Retirement income planning is a big part of what many reps are doing these days. A DSG/Symetra survey of 958 bank reps found that 75% have been working with retirees and individuals near retirement for more than five years and earn most of their compensation from retirement income planning.
But banks don’t appear to be keeping up with the accumulation-to-distribution shift, the survey said. To compete, banks have to invest in more sophisticated planning software and training to help reps determine what products clients need to keep income flowing in retirement.
Banks and their advisers have a tremendous opportunity to capitalize on this business because of the mass-affluent individuals they target. Independents are all chasing more deep-pocketed clients.
Most banks target mass-affluent individuals with assets of $50,000 to $1 million, though the majority of clients fall into the $250,000-to-$500,000 range. Meanwhile, independent planners and wire houses primarily target millionaires.
According to a report by Milliman Consultants and Actuaries, there are 2 million households in the “upper-affluent,” or millionaire segment; about 32 million mass-affluent households; and 6 million “lower-affluent” households.
Bank reps need packaged products and income-planning tools that the mass affluent want.
Banks lag in creating these products, which include fixed-income vehicles and annuities, said Jim Pirak, Symetra’s vice president of financial communications.
“The reality is that the income focus has only come about in the past few years,” he said. “Banks are behind, but they can quickly make up ground.”
And they will need to. Bank reps don’t have time to develop financial plans for each client. They talk a good game — 86% of bank-based advisers say they provide advice instead of pushing products. But at the same time, more than 75% rank investments or products that provide retirement income as the most important part of a conversation with a new client. Independents ranked it last, at 43%, behind needs analysis and rebalancing portfolios.
“The definition of financial planning is a little different in the bank channel” from the independent and wire-house distributors, said Heywood Sloane, a principal at DSG and the managing director of the Bank Insurance and Securities Association in Wayne, Pa. “Both the planning community and bank-based consultants see themselves as advice givers, but when you drill down to the kind of analysis they do, that’s when answers come out differently.”
This may be a function of the types of clients independents serve. A client with $1 million or more is likely to have existing portfolios of assets, whereas a mass-affluent client’s assets often consist of a house and a 401(k) plan. The mass affluent are looking for draw down retirement strategies.
“If you target clients with complicated affairs, you have to go through a complicated plan,” Mr. Sloane said. “But bank clients are just looking for an income flow in retirement, which is easier to accomplish. The solution they want is one that simply gets them where they want to go.”
What products and strategies are bank reps recommending to provide retirement income? Largely, variable annuities with living benefit riders, dividend-paying investments, and systematic withdrawal plans. “Annuities get a bad rap, but they’re emerging from the dark side and 'guaranteed for life’ really means something to people,” Mr. Spears said.

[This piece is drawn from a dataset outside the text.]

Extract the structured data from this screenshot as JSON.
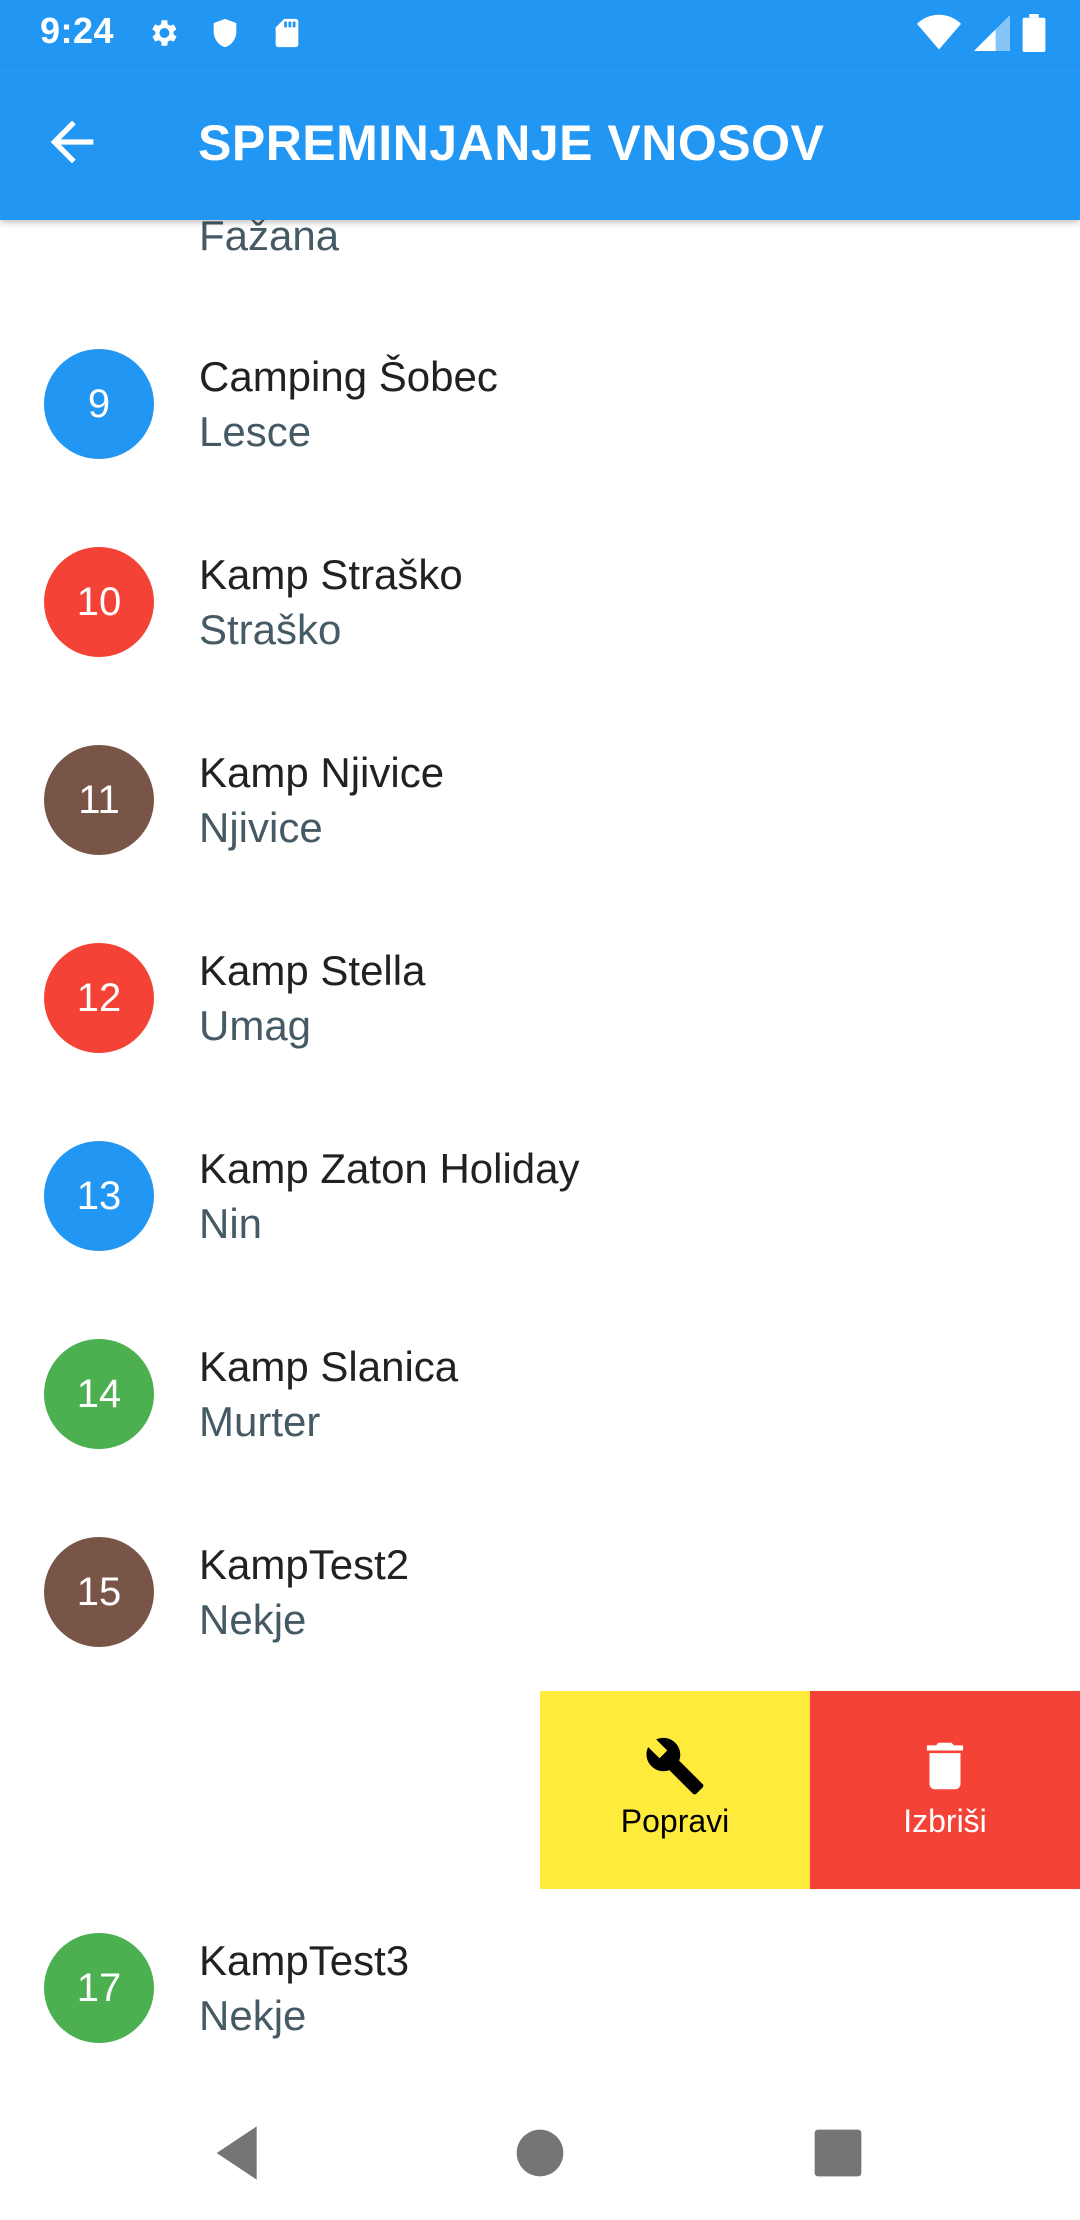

Mr. Sloane said the service has changed. “Ten or 15 years ago, reps would look for income from laddered CDs. But baby boomers are more attuned to stocks, bonds, and investments than their parents, because they have to depend on their own investments for income,” he said.
Symetra’s Mr. Pirak said that having the right tools and training to assist these clients is essential.
This is important if bank reps are to gather more share. Almost two-thirds of bank reps say they have aggregated more than half of their clients’ assets, compared with 80% of independent firms providing retirement income planning services who make the same claim. Just 20% of bank reps say they capture 75% or more of their clients’ assets. But this could change when bank reps reposition themselves, Mr. Sloane said.
The strength of the retirement income conversation is that it maneuvers clients toward talking about their whole financial picture. “In order to plan accordingly, you need to know what assets your client holds elsewhere,” Mr. Girouard said. “If advisers do their jobs, this is an opportunity to bring these assets in.”
The Milliman report recommends that banks train advisers to talk about pensions, anticipated Social Security payments, employment options, and personal saving. Most banks are doing this, though 19% of reps said they had no retirement income training and only 20% of reps said they were “very satisfied” with their training.
The biggest winners will be advisers who talk with their clients early, while they’re still saving for retirement, Mr. Sloane said.